The Exchange Rate Correlation App (X-rate App)

Dr. Camilla Jensen
21 June, 2018

Intro to the X-rate App

The basis for this app is a plot of the exchange rates of 6 European transition countries against the US dollar since 1989. The plot shows the relative depreciation history of these exchange rates. The app makes it possible to conduct a deeper analysis of what is going on in the diagram.

The left hand side plot

plot of chunk unnamed-chunk-1

The right hand side correlation matrix heat map

With the addition of the following code it is then possible to include a heat map that shows the historical correlation among the six selected currencies

rng <- (datapoint - window):(datapoint + window)
cormat <- round(cor(xrates3[rng, 2:7]), 2)

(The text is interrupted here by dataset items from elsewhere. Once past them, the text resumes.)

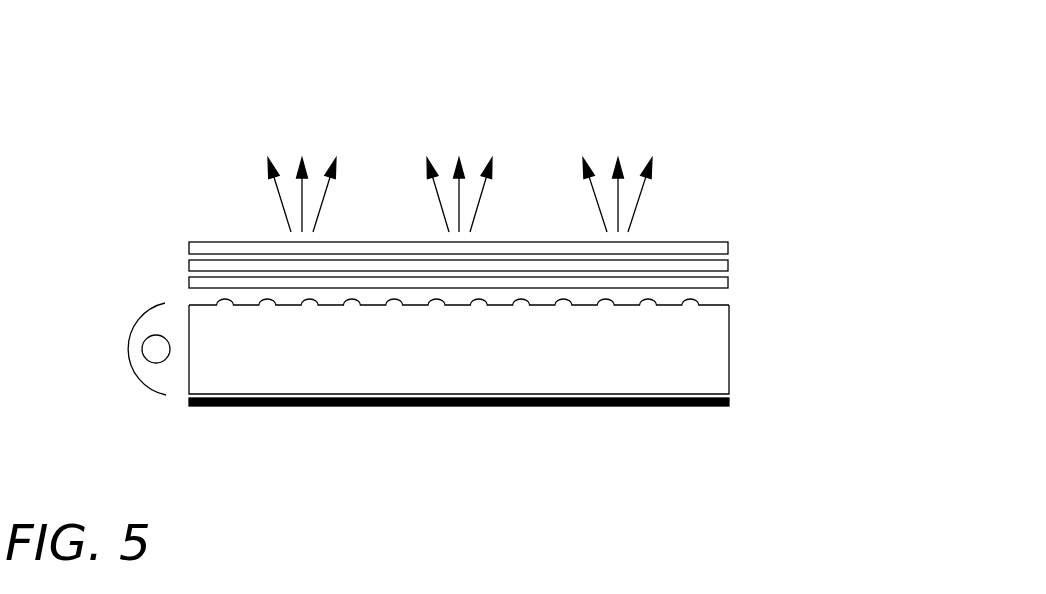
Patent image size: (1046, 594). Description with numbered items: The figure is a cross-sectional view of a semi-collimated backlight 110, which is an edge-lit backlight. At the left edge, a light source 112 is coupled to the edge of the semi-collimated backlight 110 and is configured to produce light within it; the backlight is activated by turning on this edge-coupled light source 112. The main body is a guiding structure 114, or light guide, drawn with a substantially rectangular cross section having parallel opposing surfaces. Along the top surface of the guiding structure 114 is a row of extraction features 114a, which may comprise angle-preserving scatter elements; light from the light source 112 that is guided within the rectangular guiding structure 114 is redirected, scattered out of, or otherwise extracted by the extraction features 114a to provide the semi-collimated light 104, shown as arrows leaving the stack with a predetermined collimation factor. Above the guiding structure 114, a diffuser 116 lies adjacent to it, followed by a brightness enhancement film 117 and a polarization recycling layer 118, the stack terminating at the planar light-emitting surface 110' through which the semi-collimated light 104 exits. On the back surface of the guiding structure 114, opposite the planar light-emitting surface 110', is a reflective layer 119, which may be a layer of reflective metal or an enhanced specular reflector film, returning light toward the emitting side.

The semi-collimated backlight 110 is at (484, 248).
The semi-collimated light 104 is at (662, 187).
The planar light-emitting surface 110' is at (462, 240).
The polarization recycling layer 118 is at (729, 247).
The brightness enhancement film 117 is at (189, 264).
The diffuser 116 is at (729, 282).
The guiding structure 114 is at (729, 355).
The extraction features 114a is at (548, 315).
The reflective layer 119 is at (729, 402).
The light source 112 is at (154, 407).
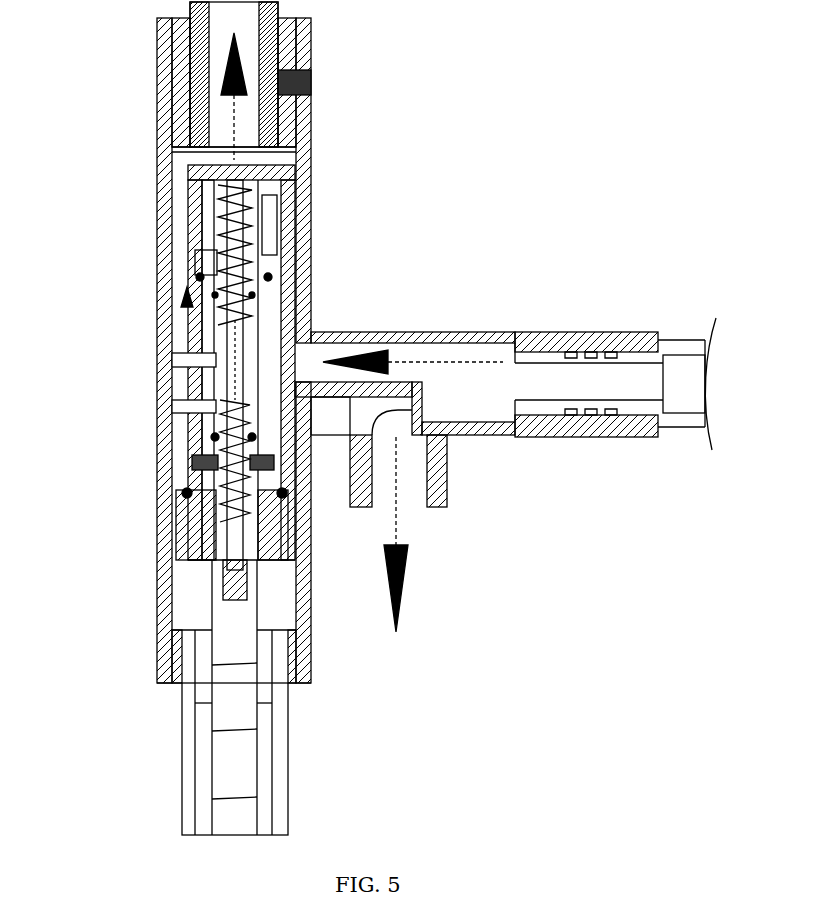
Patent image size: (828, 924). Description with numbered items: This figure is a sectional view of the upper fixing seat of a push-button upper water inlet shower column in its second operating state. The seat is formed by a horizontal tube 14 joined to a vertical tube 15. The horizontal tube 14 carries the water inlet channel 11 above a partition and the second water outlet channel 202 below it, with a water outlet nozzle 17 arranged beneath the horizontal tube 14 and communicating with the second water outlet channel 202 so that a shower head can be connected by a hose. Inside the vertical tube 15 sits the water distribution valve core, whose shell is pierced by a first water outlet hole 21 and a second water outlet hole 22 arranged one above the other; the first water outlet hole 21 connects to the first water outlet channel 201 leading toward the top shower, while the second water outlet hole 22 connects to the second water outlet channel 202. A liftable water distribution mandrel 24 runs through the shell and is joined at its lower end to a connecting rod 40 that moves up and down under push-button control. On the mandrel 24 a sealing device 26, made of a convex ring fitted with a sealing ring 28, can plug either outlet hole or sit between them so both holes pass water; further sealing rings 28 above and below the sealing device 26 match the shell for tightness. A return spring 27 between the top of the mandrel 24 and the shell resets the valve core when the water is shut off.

The vertical tube 15 is at (168, 103).
The return spring 27 is at (172, 208).
The first water outlet channel 201 is at (187, 261).
The first water outlet hole 21 is at (193, 330).
The sealing device 26 is at (217, 358).
The water distribution mandrel 24 is at (210, 412).
The sealing ring 28 is at (197, 440).
The second water outlet hole 22 is at (275, 300).
The second water outlet channel 202 is at (325, 415).
The water inlet channel 11 is at (412, 355).
The horizontal tube 14 is at (577, 333).
The water outlet nozzle 17 is at (412, 472).
The connecting rod 40 is at (232, 703).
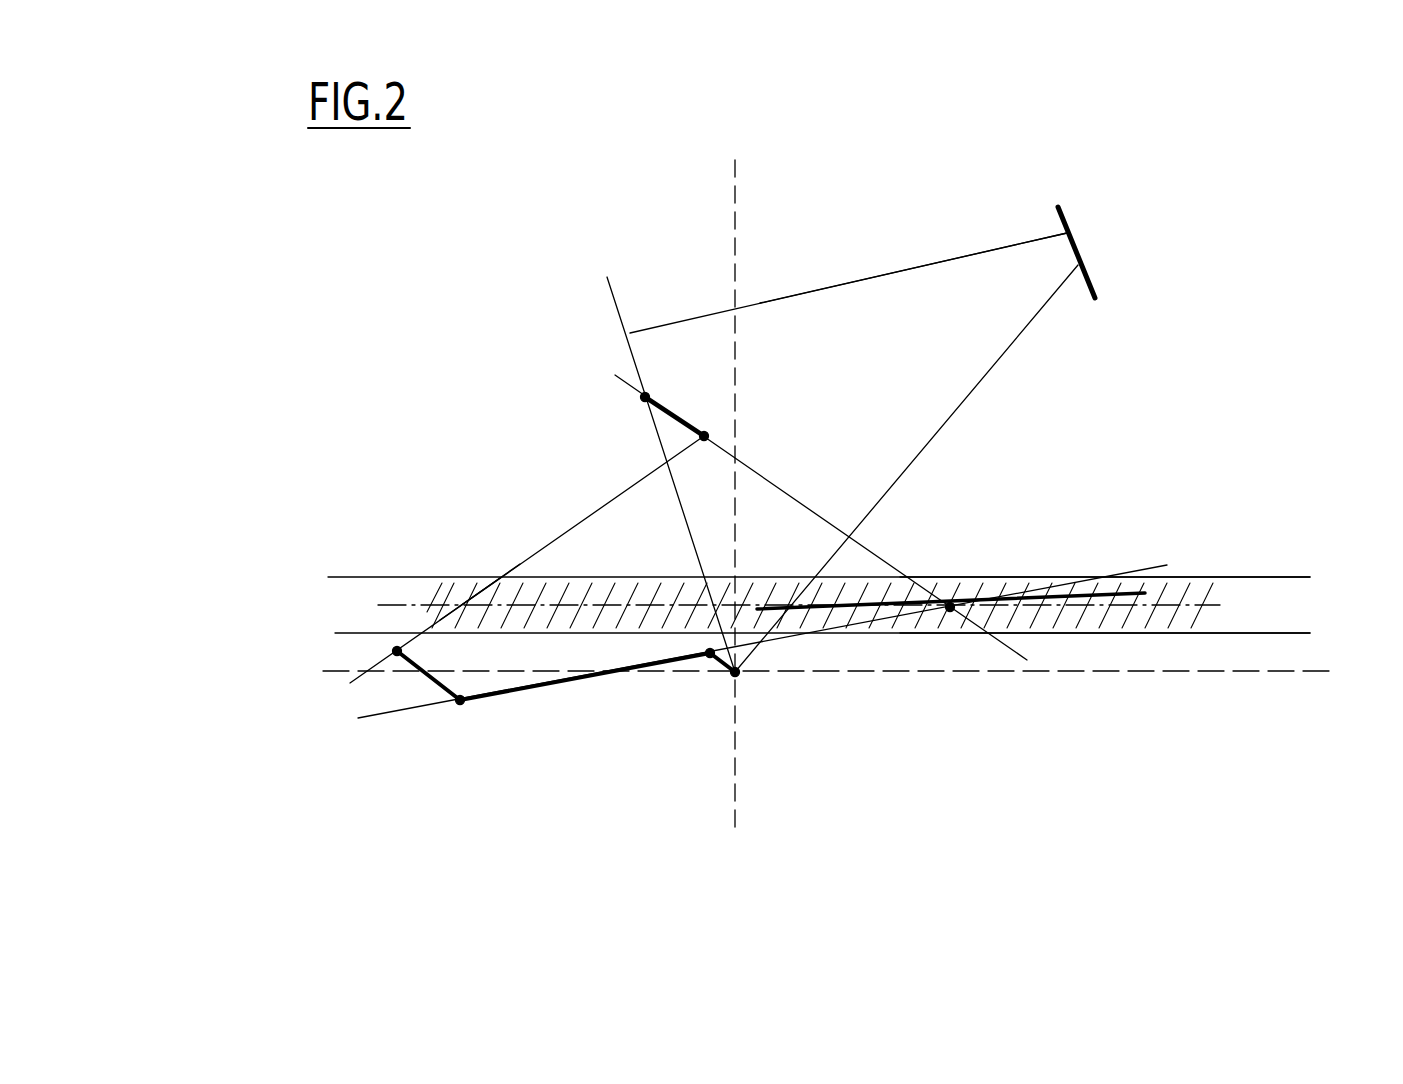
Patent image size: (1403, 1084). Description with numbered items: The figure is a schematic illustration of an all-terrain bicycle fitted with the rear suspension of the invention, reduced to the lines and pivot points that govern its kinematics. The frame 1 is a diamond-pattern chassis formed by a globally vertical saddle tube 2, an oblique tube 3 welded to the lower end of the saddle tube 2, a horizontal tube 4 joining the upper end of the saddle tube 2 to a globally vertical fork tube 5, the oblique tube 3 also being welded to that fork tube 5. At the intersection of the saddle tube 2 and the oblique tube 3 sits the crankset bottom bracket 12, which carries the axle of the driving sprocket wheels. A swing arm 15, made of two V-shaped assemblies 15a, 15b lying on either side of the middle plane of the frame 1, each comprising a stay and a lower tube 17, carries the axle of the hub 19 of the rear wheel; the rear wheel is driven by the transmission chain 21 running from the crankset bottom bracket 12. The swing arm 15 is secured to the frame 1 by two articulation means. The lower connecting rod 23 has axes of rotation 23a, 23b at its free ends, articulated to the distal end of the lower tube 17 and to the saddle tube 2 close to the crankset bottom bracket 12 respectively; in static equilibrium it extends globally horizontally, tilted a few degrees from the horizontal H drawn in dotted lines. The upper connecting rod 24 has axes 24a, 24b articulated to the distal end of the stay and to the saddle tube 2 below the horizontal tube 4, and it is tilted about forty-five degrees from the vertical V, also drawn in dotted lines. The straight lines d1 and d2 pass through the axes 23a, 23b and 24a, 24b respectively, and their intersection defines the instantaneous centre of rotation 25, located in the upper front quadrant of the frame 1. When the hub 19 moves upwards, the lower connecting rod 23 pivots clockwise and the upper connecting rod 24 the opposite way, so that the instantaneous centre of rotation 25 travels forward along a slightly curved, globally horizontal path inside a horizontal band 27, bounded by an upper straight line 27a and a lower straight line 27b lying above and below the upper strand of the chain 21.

Bringing it all together in an app

plotly_hover is a function that can be used to return information about data points on mouse hover - hence the user triggers what will be shown on the right hand side correlation matrix - so by using the app the user produces his or her own historical analysis or evaluation of co-movement or correlations in exchange rates among a selected number of currencies

Credits and potential extensions to the app

In developing this app I drew extensively on the following example on the plotly pages: https://plot.ly/r/shiny-coupled-hover-events/#coupled-hover-events-in-plotly-using-shiny

The app could be of usage for amateur currency investors. A necessary extension would be to make it possible for the investor to choose among a larger selection of currencies to be included in the diagrams. The time series should be changed to daily datapoints (I only used yearly data from the OECD). Investors can then look up and follow on a day-to-day basis the correlation or co-movement in the currencies that they speculate in.